The plan would build an identical women’s jail at Pitchess Detention Center in Castaic and a similar men’s jail at Mira Loma Detention Center in Lancaster. The older half of Men’s Central Jail in Los Angeles would close, and 2,000 inmates would be shifted out of the aging structure and into Mira Loma and other facilities that would be emptied when female prisoners move to the new women’s jails.

The building boom would allow the department to rid itself of the 1960’s construction at Men’s Central Jail and Sybil Brand. Inmates would be shifted from narrow hallways of jail cells that guards cannot monitor all at once to more secure “podular” jails, with cells lining a circular wall so that guards have a clear view of inmates at all times, Rampulla said.

“This is taking care of structural security issues and the overcrowding all at once,” said Steve Whitmore, spokesman for Sheriff Lee Baca.

The $672 million cost exceeds $281 million approved for jails in 2006, but the costs of that plan had climbed to well over $300 million – not counting a minimum $811 million refurbishment for MCJ, Takata said. Officials now say the 2006 plan essentially cost $1.1 billion. County staff are recommending returning $100 million of the original jail money to the county budget and having the Sheriff’s Department pay for $491 million in commercial bonds to finance the plan.

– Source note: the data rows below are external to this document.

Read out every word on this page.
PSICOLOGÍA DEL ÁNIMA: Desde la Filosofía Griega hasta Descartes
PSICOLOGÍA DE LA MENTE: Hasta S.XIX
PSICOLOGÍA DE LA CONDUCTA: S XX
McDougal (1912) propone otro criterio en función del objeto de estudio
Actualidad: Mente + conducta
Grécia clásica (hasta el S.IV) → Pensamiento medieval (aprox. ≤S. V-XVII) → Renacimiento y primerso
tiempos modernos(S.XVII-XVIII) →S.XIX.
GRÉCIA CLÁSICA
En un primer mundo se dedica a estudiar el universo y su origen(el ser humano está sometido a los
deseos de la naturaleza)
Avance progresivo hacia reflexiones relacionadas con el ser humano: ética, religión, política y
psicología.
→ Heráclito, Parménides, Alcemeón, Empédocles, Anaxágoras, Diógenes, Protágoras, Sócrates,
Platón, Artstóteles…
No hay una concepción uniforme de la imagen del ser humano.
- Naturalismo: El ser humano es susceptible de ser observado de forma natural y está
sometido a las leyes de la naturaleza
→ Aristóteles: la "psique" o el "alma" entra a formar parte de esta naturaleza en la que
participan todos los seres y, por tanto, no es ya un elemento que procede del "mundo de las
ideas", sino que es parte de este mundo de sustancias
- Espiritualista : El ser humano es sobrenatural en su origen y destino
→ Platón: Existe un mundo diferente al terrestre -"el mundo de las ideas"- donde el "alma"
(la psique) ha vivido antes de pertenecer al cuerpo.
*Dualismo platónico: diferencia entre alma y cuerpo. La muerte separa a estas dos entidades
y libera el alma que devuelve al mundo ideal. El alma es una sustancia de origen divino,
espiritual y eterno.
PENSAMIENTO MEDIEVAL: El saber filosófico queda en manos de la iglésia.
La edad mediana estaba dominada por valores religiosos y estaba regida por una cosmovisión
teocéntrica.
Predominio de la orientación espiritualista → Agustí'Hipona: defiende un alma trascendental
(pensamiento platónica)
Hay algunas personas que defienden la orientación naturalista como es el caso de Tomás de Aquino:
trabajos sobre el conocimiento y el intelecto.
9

Only the planned return of the $100 million troubles Supervisor Michael Antonovich.

“There was cash set aside for it, and we should use it instead of financing it,” said Antonovich’s justice deputy, Anna Pembedjian, who echoed other county officials in saying that in a way the costs had not increased. “If you look at it as the board had allocated a quarter billion but it was going to cost a billion, ($672 million) is actually a savings.”

Supervisor Don Knabe also approves of the plan, said spokesman David Sommers.

“The biggest thing that the supervisor will be looking at is whether the sheriff can build all of these facilities within the budget they are proposing,” Sommers said. “It is a very ambitious plan … but we all know we have to do something to revamp our jail system.”